I’m in Canada. 25 years ago my parents bought a home for $130k, they sold it 15 years ago for $500k, it’s now listed for $1.1 million. We are so fucked.
Housing can’t be an investment (i.e. exponential growth above inflation) AND an affordable place for people to live for future generations. This mentality is absolutely brain-dead.
Still a tough bind for someone who isn’t already a homeowner. I’ve put a lot into index funds which have performed really well, but if I sell them now to buy a house and the real estate market shits the bed (which it really should), then I’m in an even worse place. I remember talking to people in 2007 who complained they would “never be able to afford a house”, but three years later their local listings fell by 30-40%.
Look, unless you’re renting it out, your house isn’t an investment. It grows in value and that’s nice, but you’ll spend more on maintenance and improvements than it will increase in value.
For sure, it just illustrates that as much as the market can feel fucked up, as an investment housing isn’t necessarily the best. I’ve checked the numbers many times when I hear people talking about their parent buying a house for X$ in 19XX and it’s very rare that they beat the market. It’s the people that bought in 2009/2010 or right before COVID that are the real winners when it comes to real estate as an investment because they made a lot of money for the amount of time, but people who buy as an investment to hold it long term? Nah
If you had of invested the equivalent amount of money in the Dow Jones index instead of purchasing 10kg of gold and kept it invested from 1920-2024 you would have ~$15 million.
So I get the idea of a hedge, but I guess the question on my mind whenever I hear talk about hyper-inflation is “what are you going to do with the gold if society collapses?”. My thought is that if the world economy got so fucked up that the US dollar was worthless, and the government didn’t step in, then wouldn’t we sorta be in a failed state?

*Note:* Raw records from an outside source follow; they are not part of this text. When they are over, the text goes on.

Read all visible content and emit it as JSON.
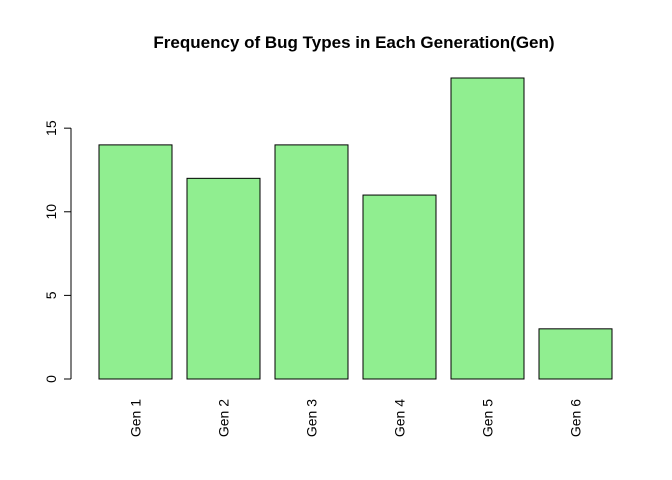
{
  "chart_data": {
    "type": "bar",
    "title": "Frequency of Bug Types in Each Generation(Gen)",
    "xlabel": "",
    "ylabel": "",
    "categories": [
      "Gen 1",
      "Gen 2",
      "Gen 3",
      "Gen 4",
      "Gen 5",
      "Gen 6"
    ],
    "values": [
      14,
      12,
      14,
      11,
      18,
      3
    ],
    "yticks": [
      0,
      5,
      10,
      15
    ],
    "ylim": [
      0,
      18
    ],
    "bar_color": "#90ee90",
    "border_color": "#000000",
    "grid": false,
    "x_tick_labels_rotated": true
  }
}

And if we were in a failed state is the plan to sit on the gold in some sort of fortress to wait for civilization to come back? Hoping that you can defend it and that the incoming civilization doesn’t just take it?
I’ve always assumed you’d melt the gold down and create coins or other tradable sub-amounts of the gold that you could exchange for goods and services. If people are still peopling, they’ll still want a currency to transact with; if the dollar has failed then gold has a historical precedent that would probably make it easier to convince people to trade with you using it as a medium of exchange. It always seems like it’s more suited to be an emergency measure than a plan A to me.
At the same time, it picks and chooses its dates. Gold has been volatile, with the price oscillating between $2,100 USD in 1980, $470 USD in 2001, and back up to $2,200 USD in 2011.
The meme may be true, but it is less meaningful than you might assume at first glance. The obvious comparison is those memes comparing wages or dollar values with house prices, where obviously inflation has made a huge difference in 100 years. However, you should compare it to other types of investment, so does a stock index grow as fast as home prices or not?